WASHINGTON (Reuters) - British American Tobacco Plc has won its fight to be dropped from a U.S. Justice Department lawsuit in which cigarette companies were found to have conspired to lie about the dangers of tobacco.

U.S. District Judge Gladys Kessler, citing a U.S. Supreme Court ruling issued since her 2006 judgment against British American Tobacco and other companies, said she would grant the request by the company to be severed from the case.

Kessler ruled in August 2006 that the companies broke racketeering laws and could no longer use expressions such as "low tar" or "light" in their cigarette marketing. An appeals court upheld her decision.

"BAT is pleased at the result," said Philip Pfeffer, a partner at Chadbourne & Parke LLP who was part of the team who argued the case. "BATCo as a foreign company was always of the view that it should never have been a defendant in a lawsuit brought by the U.S. government concerning the U.S. public."

Kessler also ruled on Monday that BAT must still pay a portion of the government's costs of bringing the lawsuit.

"In light of the court's ruling that invalidated BATCo's liability, BATCo will be exploring its potential options in connection with the issue of costs," said Pfeffer, estimating those at about $395,000.

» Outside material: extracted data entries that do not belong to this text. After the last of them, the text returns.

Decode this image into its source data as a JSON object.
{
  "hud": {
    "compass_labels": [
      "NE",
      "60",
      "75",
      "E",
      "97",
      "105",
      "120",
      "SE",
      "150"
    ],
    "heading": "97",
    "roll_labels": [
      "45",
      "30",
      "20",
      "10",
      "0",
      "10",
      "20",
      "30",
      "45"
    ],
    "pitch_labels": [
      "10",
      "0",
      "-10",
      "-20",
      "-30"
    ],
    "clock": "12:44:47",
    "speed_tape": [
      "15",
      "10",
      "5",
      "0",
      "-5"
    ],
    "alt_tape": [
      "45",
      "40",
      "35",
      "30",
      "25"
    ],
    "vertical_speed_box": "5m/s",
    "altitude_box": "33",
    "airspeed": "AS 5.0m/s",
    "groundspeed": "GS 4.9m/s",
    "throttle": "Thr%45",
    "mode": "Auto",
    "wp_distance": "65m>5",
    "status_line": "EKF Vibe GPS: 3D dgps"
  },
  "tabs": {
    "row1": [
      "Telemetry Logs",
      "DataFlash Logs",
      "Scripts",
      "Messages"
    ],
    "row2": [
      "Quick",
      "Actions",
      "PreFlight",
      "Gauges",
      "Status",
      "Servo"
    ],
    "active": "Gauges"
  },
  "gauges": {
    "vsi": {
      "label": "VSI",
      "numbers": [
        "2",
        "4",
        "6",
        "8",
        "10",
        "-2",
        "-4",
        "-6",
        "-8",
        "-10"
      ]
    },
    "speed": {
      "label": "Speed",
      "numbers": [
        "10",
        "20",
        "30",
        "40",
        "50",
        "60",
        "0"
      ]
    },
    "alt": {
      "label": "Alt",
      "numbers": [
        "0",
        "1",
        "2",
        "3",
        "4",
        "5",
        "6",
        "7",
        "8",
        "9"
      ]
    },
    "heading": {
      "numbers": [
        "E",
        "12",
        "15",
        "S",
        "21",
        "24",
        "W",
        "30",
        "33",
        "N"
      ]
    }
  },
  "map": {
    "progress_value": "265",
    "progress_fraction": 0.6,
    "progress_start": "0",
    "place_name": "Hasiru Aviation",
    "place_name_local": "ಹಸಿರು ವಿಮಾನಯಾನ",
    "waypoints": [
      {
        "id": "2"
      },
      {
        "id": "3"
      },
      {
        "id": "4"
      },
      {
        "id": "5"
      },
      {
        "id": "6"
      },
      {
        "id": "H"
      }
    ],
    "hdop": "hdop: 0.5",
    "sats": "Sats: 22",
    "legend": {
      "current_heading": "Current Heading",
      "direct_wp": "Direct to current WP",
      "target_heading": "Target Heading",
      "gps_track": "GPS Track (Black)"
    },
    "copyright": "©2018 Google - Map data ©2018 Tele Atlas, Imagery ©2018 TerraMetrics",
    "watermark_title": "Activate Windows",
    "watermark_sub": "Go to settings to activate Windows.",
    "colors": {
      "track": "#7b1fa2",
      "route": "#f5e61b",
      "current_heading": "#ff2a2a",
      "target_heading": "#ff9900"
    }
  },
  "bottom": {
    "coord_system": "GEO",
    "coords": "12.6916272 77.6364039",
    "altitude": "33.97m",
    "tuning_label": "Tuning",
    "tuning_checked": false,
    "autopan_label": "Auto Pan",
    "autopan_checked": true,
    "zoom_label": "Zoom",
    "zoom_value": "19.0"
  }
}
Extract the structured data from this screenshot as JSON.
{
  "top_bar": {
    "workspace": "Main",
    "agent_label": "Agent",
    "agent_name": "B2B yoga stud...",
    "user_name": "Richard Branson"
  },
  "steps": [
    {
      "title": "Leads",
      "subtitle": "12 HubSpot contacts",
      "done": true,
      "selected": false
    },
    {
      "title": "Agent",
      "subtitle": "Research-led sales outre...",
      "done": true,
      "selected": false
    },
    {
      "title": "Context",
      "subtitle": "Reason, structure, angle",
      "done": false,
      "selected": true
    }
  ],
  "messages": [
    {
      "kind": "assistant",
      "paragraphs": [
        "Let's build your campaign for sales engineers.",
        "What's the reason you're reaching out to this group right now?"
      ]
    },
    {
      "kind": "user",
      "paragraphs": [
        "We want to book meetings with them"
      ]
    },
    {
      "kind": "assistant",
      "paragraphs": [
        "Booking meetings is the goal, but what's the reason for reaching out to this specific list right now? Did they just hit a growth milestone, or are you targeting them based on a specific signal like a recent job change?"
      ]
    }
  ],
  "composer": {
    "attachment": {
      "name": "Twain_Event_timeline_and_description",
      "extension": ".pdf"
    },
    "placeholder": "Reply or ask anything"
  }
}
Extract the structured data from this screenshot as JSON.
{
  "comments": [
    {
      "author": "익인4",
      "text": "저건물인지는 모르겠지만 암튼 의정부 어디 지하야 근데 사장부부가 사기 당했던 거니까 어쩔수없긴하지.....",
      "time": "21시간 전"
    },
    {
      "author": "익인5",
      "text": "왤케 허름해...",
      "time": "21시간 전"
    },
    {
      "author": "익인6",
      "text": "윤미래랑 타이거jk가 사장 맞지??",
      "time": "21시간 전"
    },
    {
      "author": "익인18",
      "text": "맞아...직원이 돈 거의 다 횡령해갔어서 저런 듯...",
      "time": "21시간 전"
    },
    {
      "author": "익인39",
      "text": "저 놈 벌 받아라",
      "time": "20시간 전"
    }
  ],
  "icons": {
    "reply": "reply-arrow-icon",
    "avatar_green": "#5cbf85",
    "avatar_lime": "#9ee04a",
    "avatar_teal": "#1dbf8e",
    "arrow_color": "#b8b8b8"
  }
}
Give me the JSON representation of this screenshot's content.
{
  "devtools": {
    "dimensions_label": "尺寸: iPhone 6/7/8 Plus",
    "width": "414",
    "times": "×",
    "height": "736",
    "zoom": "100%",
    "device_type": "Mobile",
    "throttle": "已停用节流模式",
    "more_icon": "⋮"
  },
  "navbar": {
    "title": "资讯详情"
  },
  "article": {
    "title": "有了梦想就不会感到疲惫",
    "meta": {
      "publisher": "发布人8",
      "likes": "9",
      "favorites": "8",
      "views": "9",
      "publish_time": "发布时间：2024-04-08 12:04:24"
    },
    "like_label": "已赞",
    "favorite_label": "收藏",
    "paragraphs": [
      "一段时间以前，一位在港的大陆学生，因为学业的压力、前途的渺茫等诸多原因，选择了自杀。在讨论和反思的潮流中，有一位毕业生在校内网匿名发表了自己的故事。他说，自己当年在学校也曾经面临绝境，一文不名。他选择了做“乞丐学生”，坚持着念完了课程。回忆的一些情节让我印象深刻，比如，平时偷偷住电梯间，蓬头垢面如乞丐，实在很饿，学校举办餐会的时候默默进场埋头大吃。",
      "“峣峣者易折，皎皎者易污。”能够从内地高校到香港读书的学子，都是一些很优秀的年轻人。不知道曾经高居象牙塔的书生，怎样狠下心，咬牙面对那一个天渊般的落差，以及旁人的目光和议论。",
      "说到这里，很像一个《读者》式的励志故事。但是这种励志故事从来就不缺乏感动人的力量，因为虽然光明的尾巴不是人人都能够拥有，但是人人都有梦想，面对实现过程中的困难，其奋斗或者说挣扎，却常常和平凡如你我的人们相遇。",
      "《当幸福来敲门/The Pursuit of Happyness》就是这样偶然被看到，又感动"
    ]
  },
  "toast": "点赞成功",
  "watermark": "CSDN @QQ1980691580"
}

Defendants named in the original suit included Altria Group Inc, which owns Philip Morris USA Inc; Reynolds American's R.J. Reynolds Tobacco Co, Lorillard Tobacco Co and British American Tobacco.

BAT had owned Brown & Williamson, which R.J. Reynolds Tobacco bought in 2004. BAT, however, does own 42 per cent of Reynolds American.

The case was filed in 1999 by the Clinton administration, which sought $289 billion in damages. During the original trial, which began in 2004, the Justice Department under the Bush administration scaled back its demands to $14 billion for anti-smoking campaigns.

But Kessler concluded she could not even force the companies to fund a smoking-cessation program under an appeals court ruling.

The case in U.S. District Court for the District of Columbia is no. 99-2496.